Nunca é tarde sempre é tarde
Partindo do conto de Silvio Fiorani, “Nunca é tarde, sempre é tarde”, desenvolvi uma continuação.
Nunca é tarde, sempre é tarde
Conseguiu aprontar-se mas não teve tempo de guardar o material de maquiagem espalhado sobre a penteadeira olhou-se no espelho. Nem bonita, nem feia. Secretária. Sou uma secretária, pensou, procurando conscientizar-se. Não devo ser, no trabalho, nem bonita, nem feia. Devo me pintar, vestir-me bem, mas sem exagero. Beleza mesmo a pra fim de semana. Nem bonita nem feia, disse consigo mesma. Concluiu que não havia tempo nem para o café. Cruzou a sala e o hall em disparada, na direção da porta da cozinha, ao mesmo tempo em que gritava para a mãe envolvida pelos vapores da cozinha, eu como alguma coisa lá mesmo. Sempre tem alguém com uma bolachinha disponível. Café nunca falta. A mãe reclamou mais uma vez. Você acaba doente, Su. Assim, não. Su, enlouquecida pela pressa, nada ouviu. Poucas vezes ouvia o que a mãe lhe dizia. Louca de pressa, ia sair, avançou a mão para a maçaneta da porta e assustou-se; A campainha tocou naquele exato momento. Quem haveria de ser àquela hora? A campainha era insistente. Algum dedo nervoso apertava-a sem tréguas. [minha continuação parte daqui].

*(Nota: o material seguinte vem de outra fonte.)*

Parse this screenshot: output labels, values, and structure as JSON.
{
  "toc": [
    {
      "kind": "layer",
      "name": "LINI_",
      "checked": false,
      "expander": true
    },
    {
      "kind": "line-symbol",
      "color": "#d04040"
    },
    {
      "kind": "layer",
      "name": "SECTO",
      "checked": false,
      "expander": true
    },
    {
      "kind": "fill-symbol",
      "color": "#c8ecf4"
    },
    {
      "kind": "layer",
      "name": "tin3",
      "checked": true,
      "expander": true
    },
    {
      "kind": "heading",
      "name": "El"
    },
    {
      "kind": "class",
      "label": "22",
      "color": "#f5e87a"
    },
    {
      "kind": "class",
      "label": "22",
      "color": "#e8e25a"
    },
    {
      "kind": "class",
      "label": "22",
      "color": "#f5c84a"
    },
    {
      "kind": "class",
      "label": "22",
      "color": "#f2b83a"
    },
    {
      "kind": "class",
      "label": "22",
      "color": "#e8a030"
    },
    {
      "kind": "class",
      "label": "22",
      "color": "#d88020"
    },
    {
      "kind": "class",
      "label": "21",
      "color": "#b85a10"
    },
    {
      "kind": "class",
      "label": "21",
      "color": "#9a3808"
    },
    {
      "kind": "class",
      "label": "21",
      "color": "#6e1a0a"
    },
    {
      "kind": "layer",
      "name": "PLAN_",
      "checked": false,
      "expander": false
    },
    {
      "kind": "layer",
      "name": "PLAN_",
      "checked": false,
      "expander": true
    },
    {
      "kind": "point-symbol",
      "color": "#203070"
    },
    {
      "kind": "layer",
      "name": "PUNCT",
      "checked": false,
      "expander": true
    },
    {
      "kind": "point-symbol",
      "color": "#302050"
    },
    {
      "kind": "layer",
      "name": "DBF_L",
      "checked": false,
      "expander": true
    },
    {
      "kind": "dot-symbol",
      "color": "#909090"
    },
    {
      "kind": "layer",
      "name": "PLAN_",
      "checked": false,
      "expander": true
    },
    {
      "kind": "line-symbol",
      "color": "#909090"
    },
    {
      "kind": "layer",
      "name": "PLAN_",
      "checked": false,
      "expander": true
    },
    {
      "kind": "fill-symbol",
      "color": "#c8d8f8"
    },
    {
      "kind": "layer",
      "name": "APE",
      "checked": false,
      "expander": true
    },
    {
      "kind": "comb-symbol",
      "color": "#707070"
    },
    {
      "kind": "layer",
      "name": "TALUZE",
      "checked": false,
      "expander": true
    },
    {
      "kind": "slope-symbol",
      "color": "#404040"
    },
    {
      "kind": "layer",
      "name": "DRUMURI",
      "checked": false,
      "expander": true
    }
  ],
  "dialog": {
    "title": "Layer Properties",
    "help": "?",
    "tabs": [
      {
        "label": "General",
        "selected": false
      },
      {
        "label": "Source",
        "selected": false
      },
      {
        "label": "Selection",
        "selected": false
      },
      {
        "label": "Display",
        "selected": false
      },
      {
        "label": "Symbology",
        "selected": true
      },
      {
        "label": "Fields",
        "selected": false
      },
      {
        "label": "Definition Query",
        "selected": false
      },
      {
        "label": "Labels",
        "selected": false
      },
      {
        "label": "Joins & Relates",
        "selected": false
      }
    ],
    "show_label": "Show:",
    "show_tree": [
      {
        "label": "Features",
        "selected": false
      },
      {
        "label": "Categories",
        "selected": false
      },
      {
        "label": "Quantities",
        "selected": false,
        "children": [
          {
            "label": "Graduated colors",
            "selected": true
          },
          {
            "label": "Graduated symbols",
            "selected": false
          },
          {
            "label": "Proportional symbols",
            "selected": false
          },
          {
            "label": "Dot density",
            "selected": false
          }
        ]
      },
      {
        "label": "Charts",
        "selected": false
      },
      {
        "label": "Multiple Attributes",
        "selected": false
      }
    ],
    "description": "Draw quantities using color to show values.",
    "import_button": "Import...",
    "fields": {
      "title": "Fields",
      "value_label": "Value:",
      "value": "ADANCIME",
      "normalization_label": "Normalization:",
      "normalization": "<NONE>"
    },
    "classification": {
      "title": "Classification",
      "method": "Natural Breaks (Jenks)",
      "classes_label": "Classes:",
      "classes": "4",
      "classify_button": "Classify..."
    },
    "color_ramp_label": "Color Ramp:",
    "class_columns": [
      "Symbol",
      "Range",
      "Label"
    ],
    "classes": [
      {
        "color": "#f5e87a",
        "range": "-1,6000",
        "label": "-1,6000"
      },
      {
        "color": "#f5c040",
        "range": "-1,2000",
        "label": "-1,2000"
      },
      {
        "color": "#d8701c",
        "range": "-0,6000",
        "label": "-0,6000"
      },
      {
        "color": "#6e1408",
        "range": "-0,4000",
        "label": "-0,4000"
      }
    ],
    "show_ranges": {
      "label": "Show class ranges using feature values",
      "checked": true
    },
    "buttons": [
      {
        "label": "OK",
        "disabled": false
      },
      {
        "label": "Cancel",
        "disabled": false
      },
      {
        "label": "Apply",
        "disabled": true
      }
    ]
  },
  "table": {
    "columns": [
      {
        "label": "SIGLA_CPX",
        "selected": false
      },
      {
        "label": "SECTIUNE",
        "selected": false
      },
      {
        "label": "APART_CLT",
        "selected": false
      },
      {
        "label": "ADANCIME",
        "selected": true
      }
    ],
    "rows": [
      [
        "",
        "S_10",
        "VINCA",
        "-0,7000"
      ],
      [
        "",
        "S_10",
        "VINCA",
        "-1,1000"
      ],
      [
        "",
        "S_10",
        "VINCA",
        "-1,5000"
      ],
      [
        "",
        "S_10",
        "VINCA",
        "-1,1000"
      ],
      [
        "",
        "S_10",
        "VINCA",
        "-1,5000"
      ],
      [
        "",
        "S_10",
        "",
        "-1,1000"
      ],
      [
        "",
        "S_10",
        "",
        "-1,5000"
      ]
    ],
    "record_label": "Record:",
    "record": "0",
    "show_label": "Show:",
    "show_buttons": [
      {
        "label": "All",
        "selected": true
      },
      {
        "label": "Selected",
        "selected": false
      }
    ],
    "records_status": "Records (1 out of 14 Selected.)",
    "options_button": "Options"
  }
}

FIORANI, Silvio. IN: Contos Brasileiros.
Minha continuação:
[...] A campainha era insistente. Algum dedo nervoso apertava-a sem tréguas.
Abriu a porta. Seu José, velho conhecido de Su, era seu carteiro desde que mudaram para a Rua das Acácias. Cumprimentaram-se, ela tentava disfarçar a pressa, ele olhou de relance para dentro do sobrado de paredes brancas. O teto estava marcado por manchas de umidade, as paredes ainda continham a coleção de pratos da mãe de Su, a cozinha estava escura e um cheiro leve, mas perceptível de mofo emanava no sofá estampado.
Su colocou a correspondência mesinha do telefone, despediu-se de seu José que se encaminhava para a casa vizinha, trancou a porta e saiu em disparada pela rua, tão em disparada quanto os sapatos pretos com salto baixo lhe permitiam. Sapatos de secretária, nem feios nem bonitos. Seu corpo podia estar dentro do ônibus, parado pelo semáforo vermelho, mas sua mente estava fora, olhou pro relógio, parecia nunca haver tempo suficiente, sempre algo a fazer.
No percurso, o ônibus atravessou o centro e até chegar a entrada do prédio de advocacia, Su foi elaborando mentalmente listas das coisas a fazer, suas tarefas do escritório, seus objetivos a longo prazo, problemas a serem resolvidos. Olhou de relance o relógio da parede do Hall, enquanto se encaminhava para o elevador.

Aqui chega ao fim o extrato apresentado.